Accessing Internals From $state

Sometimes, one needs additional information that might not be stored in the machine learning model itself. In such cases, one might be tempted to access data from the $state of a Learner beyond $state$model. However, this is a rather internal data structure that might change in the future and one should not rely on it. Furthermore, the $state that is created when a learner is resampled is not the same that is created in a manual $train().
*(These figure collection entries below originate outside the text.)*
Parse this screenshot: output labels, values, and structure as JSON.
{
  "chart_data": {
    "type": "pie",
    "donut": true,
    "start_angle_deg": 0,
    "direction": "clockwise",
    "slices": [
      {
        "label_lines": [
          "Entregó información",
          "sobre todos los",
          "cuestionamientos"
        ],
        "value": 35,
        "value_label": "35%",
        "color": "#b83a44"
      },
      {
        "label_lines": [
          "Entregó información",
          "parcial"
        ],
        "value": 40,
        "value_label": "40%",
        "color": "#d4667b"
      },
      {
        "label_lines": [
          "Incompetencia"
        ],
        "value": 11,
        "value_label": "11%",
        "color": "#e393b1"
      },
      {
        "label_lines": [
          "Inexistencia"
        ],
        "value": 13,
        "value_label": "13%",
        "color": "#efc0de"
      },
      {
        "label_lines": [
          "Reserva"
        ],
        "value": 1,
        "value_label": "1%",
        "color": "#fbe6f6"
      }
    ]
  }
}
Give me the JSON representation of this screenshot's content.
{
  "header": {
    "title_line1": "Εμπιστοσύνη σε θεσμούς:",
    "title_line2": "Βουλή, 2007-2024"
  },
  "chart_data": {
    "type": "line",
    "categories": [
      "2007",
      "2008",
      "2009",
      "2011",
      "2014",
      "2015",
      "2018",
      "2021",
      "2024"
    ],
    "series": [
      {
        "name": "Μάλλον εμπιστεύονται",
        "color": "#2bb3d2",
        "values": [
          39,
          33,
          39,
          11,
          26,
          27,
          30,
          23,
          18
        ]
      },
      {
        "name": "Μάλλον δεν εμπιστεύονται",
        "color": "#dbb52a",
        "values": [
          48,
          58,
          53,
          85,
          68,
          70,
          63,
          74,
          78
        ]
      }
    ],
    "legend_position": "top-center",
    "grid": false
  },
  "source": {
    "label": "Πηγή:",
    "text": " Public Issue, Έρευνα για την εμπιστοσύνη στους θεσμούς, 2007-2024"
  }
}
If you absolutely need additional information, you can make the private $.train() method return a list() with the actual model and additional metadata so that both is available during $.train(). In such cases, it is a good idea to first consult with the maintainer of mlr3extralearners if this is really necessary.

Default vs. Initial Parameters

When creating a parameter (via p_dbl() and friends), there are two similar arguments that can be specified, namely init and default. On the one hand, the argument default should describe the default value that the upstream package uses when no specific value is set. E.g., if one were to connect the linear model to mlr3, the default for the parameter singualr.ok can be accessed via formals(lm)$singular.ok. Note that these default values do not set any specific parameter values in the $param_set of the Learner. On the other hand, the init field describes to what the parameter value should be initialized to (so it is then also accessible via learner$param_set$values$<id>). By default, it is not initialized to any value, which means that the default behavior is used.

Complex Defaults

When annotating the default value for a parameter (argument default) in the ParamSet, there are cases where defaults are complex expressions such as sample.int(10000L). In such cases, it is ok to not specify any default value for the parameter, which paradox then interpretes as having a complex default.